In this workshop students of the Technical University of Madrid and University of Basilicata, together with their teachers and leading figures of European architecture in recent years will meet to study, discuss and design what could become the new gate for the city of Matera. Regeneration, green spaces, new infrastructures, will be some of the topics addressed during these days. Conferences, seminars and excursions through the city and the territory will be proposed to discover the architecture that characterizes this unique place.
Matera has suffered a problem of public civil infrastructure administration, resulting in a frustrated project to connect the city by train with the rest of the country. Right now the works are near to be accomplished and maybe the finantial aid of the European City of Culture will help in order to achieve these objectives. The workshop will reflect about what does public infrastructure mean and how can we reuse the existing one.
The teachers coming from Spain will be Alberto Campo Baeza, professor Alejandro Vírseda (author of Nave 16 refurbishment, among other projects), professor José Jaraíz and professor Jesús Donaire (secretary of the BigMat International Architecture Award).
Matera was elected as European City of Culture 2019 over Siena, Cagliari, Lecce, Perugia and Ravenna, which were the other finalists. In regard to digital involvement, Matera was the benchmark for the other Italian candidate cities with its great website and busy interaction on every possible social media channel from day one of the competition. But what must have been most important to the jury, Matera put together a soundproof bid book called ‘Open Future/Open City’, which has already started to infuse the people of the Basilicata (once mainly known as Italy’s poorest region) with a new, open-minded and positive attitude to their future. The book is available here.
The city looks willing to fully open itself towards Europe through radical innovation, which is not just a promise but is based on having been socialized during the last years through pilot projects and real partnerships (Living on the Edge, unMonastery, Coderdojo). At the same time, Matera is “smart” enough to acknowledge the role of technology in approaching a cultural future. Over the past years it became an open data leader in Southern Italy and through ECOC it has committed to digitalize all cultural archives, releasing them under creative commons licenses, therefore moving ahead as a cultural platform for Europe’s whole South. The fact that these are mostly driven by grassroots citizenship really makes one believe in its proposal for a horizontal, true participatory culture.

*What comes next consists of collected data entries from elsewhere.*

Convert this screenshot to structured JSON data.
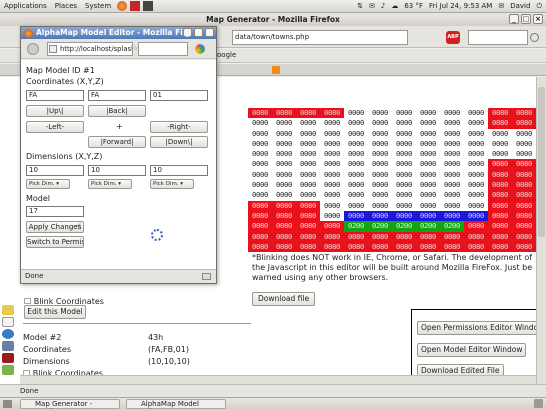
{
  "panel": {
    "menus": [
      "Applications",
      "Places",
      "System"
    ],
    "window_title": "Map Generator - Mozilla Firefox",
    "weather": "63 °F",
    "clock": "Fri Jul 24,  9:53 AM",
    "user": "David"
  },
  "firefox": {
    "url_fragment": "data/town/towns.php",
    "bookmark": "oogle",
    "status": "Done"
  },
  "grid": {
    "rows": [
      [
        "0080",
        "0080",
        "0080",
        "0080",
        "0000",
        "0000",
        "0000",
        "0000",
        "0000",
        "0000",
        "0080",
        "0080"
      ],
      [
        "0000",
        "0000",
        "0000",
        "0000",
        "0000",
        "0000",
        "0000",
        "0000",
        "0000",
        "0000",
        "0080",
        "0080"
      ],
      [
        "0000",
        "0000",
        "0000",
        "0000",
        "0000",
        "0000",
        "0000",
        "0000",
        "0000",
        "0000",
        "0000",
        "0000"
      ],
      [
        "0000",
        "0000",
        "0000",
        "0000",
        "0000",
        "0000",
        "0000",
        "0000",
        "0000",
        "0000",
        "0000",
        "0000"
      ],
      [
        "0000",
        "0000",
        "0000",
        "0000",
        "0000",
        "0000",
        "0000",
        "0000",
        "0000",
        "0000",
        "0000",
        "0000"
      ],
      [
        "0000",
        "0000",
        "0000",
        "0000",
        "0000",
        "0000",
        "0000",
        "0000",
        "0000",
        "0000",
        "0080",
        "0080"
      ],
      [
        "0000",
        "0000",
        "0000",
        "0000",
        "0000",
        "0000",
        "0000",
        "0000",
        "0000",
        "0000",
        "0080",
        "0080"
      ],
      [
        "0000",
        "0000",
        "0000",
        "0000",
        "0000",
        "0000",
        "0000",
        "0000",
        "0000",
        "0000",
        "0080",
        "0080"
      ],
      [
        "0000",
        "0000",
        "0000",
        "0000",
        "0000",
        "0000",
        "0000",
        "0000",
        "0000",
        "0000",
        "0080",
        "0080"
      ],
      [
        "0080",
        "0080",
        "0080",
        "0000",
        "0000",
        "0000",
        "0000",
        "0000",
        "0000",
        "0000",
        "0080",
        "0080"
      ],
      [
        "0080",
        "0080",
        "0080",
        "0000",
        "0000",
        "0000",
        "0000",
        "0000",
        "0000",
        "0000",
        "0080",
        "0080"
      ],
      [
        "0080",
        "0080",
        "0080",
        "0080",
        "0200",
        "0200",
        "0200",
        "0200",
        "0200",
        "0080",
        "0080",
        "0080"
      ],
      [
        "0080",
        "0080",
        "0080",
        "0080",
        "0080",
        "0080",
        "0080",
        "0080",
        "0080",
        "0080",
        "0080",
        "0080"
      ],
      [
        "0080",
        "0080",
        "0080",
        "0080",
        "0080",
        "0080",
        "0080",
        "0080",
        "0080",
        "0080",
        "0080",
        "0080"
      ]
    ],
    "colors": [
      [
        "r",
        "r",
        "r",
        "r",
        "w",
        "w",
        "w",
        "w",
        "w",
        "w",
        "r",
        "r"
      ],
      [
        "w",
        "w",
        "w",
        "w",
        "w",
        "w",
        "w",
        "w",
        "w",
        "w",
        "r",
        "r"
      ],
      [
        "w",
        "w",
        "w",
        "w",
        "w",
        "w",
        "w",
        "w",
        "w",
        "w",
        "w",
        "w"
      ],
      [
        "w",
        "w",
        "w",
        "w",
        "w",
        "w",
        "w",
        "w",
        "w",
        "w",
        "w",
        "w"
      ],
      [
        "w",
        "w",
        "w",
        "w",
        "w",
        "w",
        "w",
        "w",
        "w",
        "w",
        "w",
        "w"
      ],
      [
        "w",
        "w",
        "w",
        "w",
        "w",
        "w",
        "w",
        "w",
        "w",
        "w",
        "r",
        "r"
      ],
      [
        "w",
        "w",
        "w",
        "w",
        "w",
        "w",
        "w",
        "w",
        "w",
        "w",
        "r",
        "r"
      ],
      [
        "w",
        "w",
        "w",
        "w",
        "w",
        "w",
        "w",
        "w",
        "w",
        "w",
        "r",
        "r"
      ],
      [
        "w",
        "w",
        "w",
        "w",
        "w",
        "w",
        "w",
        "w",
        "w",
        "w",
        "r",
        "r"
      ],
      [
        "r",
        "r",
        "r",
        "w",
        "w",
        "w",
        "w",
        "w",
        "w",
        "w",
        "r",
        "r"
      ],
      [
        "r",
        "r",
        "r",
        "w",
        "b",
        "b",
        "b",
        "b",
        "b",
        "b",
        "r",
        "r"
      ],
      [
        "r",
        "r",
        "r",
        "r",
        "g",
        "g",
        "g",
        "g",
        "g",
        "r",
        "r",
        "r"
      ],
      [
        "r",
        "r",
        "r",
        "r",
        "r",
        "r",
        "r",
        "r",
        "r",
        "r",
        "r",
        "r"
      ],
      [
        "r",
        "r",
        "r",
        "r",
        "r",
        "r",
        "r",
        "r",
        "r",
        "r",
        "r",
        "r"
      ]
    ]
  },
  "blink_note": "*Blinking does NOT work in IE, Chrome, or Safari. The development of the Javascript in this editor will be built around Mozilla FireFox. Just be warned using any other browsers.",
  "download_file_label": "Download file",
  "page": {
    "blink_coords_cut": "Blink Coordinates",
    "edit_model_label": "Edit this Model",
    "model2_label": "Model #2",
    "model2_id": "43h",
    "coords_label": "Coordinates",
    "coords_value": "(FA,FB,01)",
    "dims_label": "Dimensions",
    "dims_value": "(10,10,10)",
    "blink2_label": "Blink Coordinates"
  },
  "commands": {
    "permissions": "Open Permissions Editor Window",
    "model_editor": "Open Model Editor Window",
    "download_edited": "Download Edited File"
  },
  "taskbar": {
    "task1": "Map Generator - Mozil...",
    "task2": "AlphaMap Model Edito..."
  },
  "popup": {
    "title": "AlphaMap Model Editor - Mozilla Fi",
    "url": "http://localhost/splash",
    "model_id": "Map Model ID #1",
    "coords_heading": "Coordinates (X,Y,Z)",
    "x": "FA",
    "y": "FA",
    "z": "01",
    "up": "|Up\\|",
    "back": "|Back|",
    "left": "-Left-",
    "center": "+",
    "right": "-Right-",
    "forward": "|Forward|",
    "down": "|Down\\|",
    "dims_heading": "Dimensions (X,Y,Z)",
    "dx": "10",
    "dy": "10",
    "dz": "10",
    "pick": "Pick Dim.",
    "model_heading": "Model",
    "model_value": "17",
    "apply": "Apply Changes",
    "switch": "Switch to Permissions",
    "status": "Done"
  }
}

Matera is an Italian town of about 60,000 inhabitants, the capital of the province and the second largest city in Basilicata. It is known as “City I Sassi” (City of Stone) for the historic Sassi (ancient cave dwellings), which constitute one of the world’s oldest inhabited areas after Aleppo and Jericho.
The Sassi of Matera are the historic center of the city of Matera. II Sasso “Caveoso” and Sasso “Barisano” along with the “Civita” neighborhood, form a complex urban center. “I Sassi” are about 3,000 homes, of which more than a half are “troglodyte” which is carved entirely out of the rock. Over 18,000 people live there.
The Sassi of Matera were inscribed on the World Heritage List of UNESCO in 1993. They were the first listed site in southern Italy. Registration was motivated by the fact that they represent the extraordinary, capable of perpetuating the most distant prehistoric past ways of inhabiting the caves to modern times urban ecosystem. The Sassi of Matera are an excellent example of careful use in time of natural resources: water, land, energy.
From the ‘50s onwards Matera has been an important place for experimentation and innovation. It has attracted great filmmakers and artists, and it has been a fertile ground for successful collaboration between locals and those from outside the community. Matera has made great efforts in becoming the first city in the South of Italy to be included as a World Heritage site; once an unacknowledged city, it is now one of the most outstanding cities of art to visit; although Matera is a city which has implemented a number of important regeneration schemes, as yet it has not exploited its enormous cultural potential to the full.